<いたみいる>は実際聞いたことも使ったこともない。初めて出くわしたのは若いとき読んだモリエールの喜劇の文庫本のなかにあったのをねぜかよく覚えている。特に解説がなくても
いたみいる = ありがとうございます
と推測できた。元の意味は<痛みが身に入る>。<痛みが身に入るほどありがたい>、さらには<ありがたみが身にしみます>でかなり大げさな言い方だ。
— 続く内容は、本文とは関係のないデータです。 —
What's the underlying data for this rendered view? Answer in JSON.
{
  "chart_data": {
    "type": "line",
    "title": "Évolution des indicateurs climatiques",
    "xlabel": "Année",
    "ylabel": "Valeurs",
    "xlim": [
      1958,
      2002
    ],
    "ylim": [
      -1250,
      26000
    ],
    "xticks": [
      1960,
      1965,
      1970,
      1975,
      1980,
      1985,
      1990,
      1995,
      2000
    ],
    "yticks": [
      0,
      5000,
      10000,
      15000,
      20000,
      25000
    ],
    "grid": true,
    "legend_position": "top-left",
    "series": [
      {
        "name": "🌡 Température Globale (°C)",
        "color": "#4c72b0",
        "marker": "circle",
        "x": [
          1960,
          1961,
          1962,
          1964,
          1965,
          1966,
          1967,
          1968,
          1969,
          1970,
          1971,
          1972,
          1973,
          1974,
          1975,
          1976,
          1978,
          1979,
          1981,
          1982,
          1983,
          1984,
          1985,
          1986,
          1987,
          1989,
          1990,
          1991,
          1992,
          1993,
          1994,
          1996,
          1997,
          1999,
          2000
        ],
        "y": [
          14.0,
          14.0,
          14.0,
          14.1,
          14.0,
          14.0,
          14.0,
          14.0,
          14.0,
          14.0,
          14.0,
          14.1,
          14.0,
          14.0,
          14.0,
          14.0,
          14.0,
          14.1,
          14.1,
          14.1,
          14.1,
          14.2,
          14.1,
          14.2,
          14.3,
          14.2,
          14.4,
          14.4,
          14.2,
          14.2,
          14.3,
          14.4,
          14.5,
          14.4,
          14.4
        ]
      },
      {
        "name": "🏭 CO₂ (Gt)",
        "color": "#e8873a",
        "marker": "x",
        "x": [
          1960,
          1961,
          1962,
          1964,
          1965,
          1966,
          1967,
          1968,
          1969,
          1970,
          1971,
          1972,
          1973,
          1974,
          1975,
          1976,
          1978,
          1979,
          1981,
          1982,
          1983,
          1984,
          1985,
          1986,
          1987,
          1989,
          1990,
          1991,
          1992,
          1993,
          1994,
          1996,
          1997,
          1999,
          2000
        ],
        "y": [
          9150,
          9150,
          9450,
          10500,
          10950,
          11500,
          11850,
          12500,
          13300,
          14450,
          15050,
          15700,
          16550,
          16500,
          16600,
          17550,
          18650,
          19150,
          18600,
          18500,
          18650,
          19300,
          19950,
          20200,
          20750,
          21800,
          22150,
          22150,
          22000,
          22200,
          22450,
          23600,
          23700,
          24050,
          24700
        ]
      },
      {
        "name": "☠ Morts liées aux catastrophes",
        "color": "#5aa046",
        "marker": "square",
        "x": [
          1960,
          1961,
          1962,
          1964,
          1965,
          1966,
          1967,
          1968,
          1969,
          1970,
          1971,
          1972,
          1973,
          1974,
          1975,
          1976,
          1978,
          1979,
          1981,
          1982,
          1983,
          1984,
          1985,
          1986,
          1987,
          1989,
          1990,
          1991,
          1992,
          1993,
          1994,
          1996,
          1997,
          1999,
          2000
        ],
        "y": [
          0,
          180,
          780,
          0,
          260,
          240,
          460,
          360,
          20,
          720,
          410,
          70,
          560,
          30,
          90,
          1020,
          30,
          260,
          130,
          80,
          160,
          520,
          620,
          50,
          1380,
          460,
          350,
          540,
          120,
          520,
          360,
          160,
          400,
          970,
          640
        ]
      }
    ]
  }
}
<おそれ入る>の方はよく聞く。<おそれ入る>は多義語で、よく使われるのは
おそれいりますが、東京駅へどう行けばいいのでしょうか?
君が美人のあの花子と結婚するとはおそれいった。(おどろくほど予期しないことに遭遇したときに使う)
<ありがとう>の意味では
今回はたいへんな苦労ををしていただき、おそれいります。
ネットで調べてみると
”
デジタル大辞泉 「恐れ入る」の意味・読み・例文・類語
おそれ‐い・る【恐れ入る/畏れ入る】 [動ラ五(四)]
1 相手の好意などに対して、ありがたいと思う。恐縮する。「ご厚情のほど―・ります」
2 相手に失礼したり、迷惑をかけたりしたことに対して、申し訳なく思う。「恐れ入りますが」の形で、ものを頼んだり尋ねたりするときなどのあいさつの言葉としても用いる。恐縮する。「ご心配をおかけして―・ります」
3 あまりのことに驚き入るばかりである。
㋐相手の才能・力量に太刀打ちできないと思う。脱帽する。「―・った腕前だ」
㋑物事のひどさにあきれる。「あれで秀才とは―・るよ」
4 非常にこわがる。
「この法師いよいよ―・りたり」〈著聞集・一七〉
”
とある。元の意味は<おそれが身に入る>で、4番目の<非常にこわがる>が近い。
1 相手の好意などに対して、ありがたいと思う。恐縮する。「ご厚情のほど―・ります」
<おそれ入る>が<ありがたいと思う>、<ありがとう>の意味になるのは複雑だ。大体は<予期しない、おどろくほどの好意がなされた場合>だろう。したっがて、大したことのない、ちょっとした、礼儀的な好意、親切、助けの場合はまず使わないだろう。また上位の者が下位にの者に示す好意の場合で、字面には出てこないが一種の敬語だ。